Arrêt du 28 juillet 2005
IIe Chambre

MM. les Juges Borella, Président, Schön et Frésard. Greffière : Mme Berset

I 351/04
N.________, recourant, représenté par Christine Bulliard, Forum Santé,
boulevard Helvétique 27, 1207 Genève,

contre

Office cantonal de l'assurance-invalidité, rue de Lyon 97, 1211 Genève 13,
intimé,

et

I 400/04
Office fédéral des assurances sociales, Effingerstrasse 20, 3003 Berne,
recourant,

contre

N.________, intimé, représenté par Christine Bulliard, Forum Santé, boulevard
Helvétique 27, 1207 Genève

Tribunal cantonal des assurances sociales, Genève

(Jugement du 25 mai 2004)

Faits:

A.
A.a N.________, né le 21 juin 1945, de nationalité brésilienne, est arrivé en
Suisse avec le statut de réfugié politique le 5 novembre 1973. Souffrant de
schizophrénie, il a déposé le 8 janvier 1996 une demande de prestations de
l'assurance-invalidité. Par décision du 3 décembre 1996, l'Office cantonal
genevois de l'assurance invalidité (ci-après : OCAI) a rejeté cette demande
au motif que les conditions d'assurance n'étaient pas réalisées, dès lors que
l'invalidité était survenue en 1966, soit à une date antérieure à l'arrivée
du requérant en Suisse. Par jugement du 12 octobre 2000, la Commission
cantonale de recours AVS/AI (ci-après : commission de recours) a rejeté le
recours formé contre cette décision par l'intéressé.

A.b Le 11 mars 2002, N.________ a déposé une nouvelle demande de prestations
tendant à l'octroi d'une rente. Par décision du 31 octobre 2002, l'OCAI a
derechef rejeté la demande.
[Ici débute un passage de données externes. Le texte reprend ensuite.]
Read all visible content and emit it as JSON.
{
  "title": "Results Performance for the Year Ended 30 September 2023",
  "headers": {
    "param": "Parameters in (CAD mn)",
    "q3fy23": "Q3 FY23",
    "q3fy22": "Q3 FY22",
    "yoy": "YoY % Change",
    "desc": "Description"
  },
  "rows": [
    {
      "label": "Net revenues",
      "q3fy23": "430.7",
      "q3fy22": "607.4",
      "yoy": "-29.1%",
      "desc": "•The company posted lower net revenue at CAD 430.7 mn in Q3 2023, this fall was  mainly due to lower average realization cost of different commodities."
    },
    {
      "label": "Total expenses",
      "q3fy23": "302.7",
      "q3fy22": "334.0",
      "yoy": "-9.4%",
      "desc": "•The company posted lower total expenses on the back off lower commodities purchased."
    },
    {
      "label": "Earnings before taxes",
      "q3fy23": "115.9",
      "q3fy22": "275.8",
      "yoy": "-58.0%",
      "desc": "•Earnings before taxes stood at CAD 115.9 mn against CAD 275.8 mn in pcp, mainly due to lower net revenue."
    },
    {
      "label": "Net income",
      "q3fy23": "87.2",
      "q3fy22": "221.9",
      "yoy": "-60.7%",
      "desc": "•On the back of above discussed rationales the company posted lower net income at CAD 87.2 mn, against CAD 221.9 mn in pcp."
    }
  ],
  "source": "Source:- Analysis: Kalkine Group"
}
Il a considéré que l'invalidité de l'intéressé
était fondée sur les mêmes troubles psychiques que la demande du 8 janvier
1996 et que la survenance de ces affections remontait à une période
antérieure à l'entrée de celui-ci sur le territoire helvétique.

B.
Par lettre du 26 novembre 2002 adressée à l'OCAI, N.________ a contesté cette
décision. Le 22 janvier 2003, l'OCAI a transmis ce recours à la commission de
recours comme objet de sa compétence.

En cours de procédure, l'intéressé a produit un rapport du 8 mai 2003 du
docteur B.________, spécialiste en rhumatologie, dont il ressort qu'il
présente une incapacité de travail totale en raison d'une fibromyalgie. Par
jugement du 25 mai 2004, le Tribunal cantonal des assurances du canton de
Genève, devenu entre-temps compétent, a admis le recours, en ce sens qu'il a
octroyé à l'intéressé une rente entière d'invalidité.

C.
Par actes séparés, l'Office fédéral des assurances sociales (OFAS) et
N.________ interjettent recours de droit administratif contre ce jugement.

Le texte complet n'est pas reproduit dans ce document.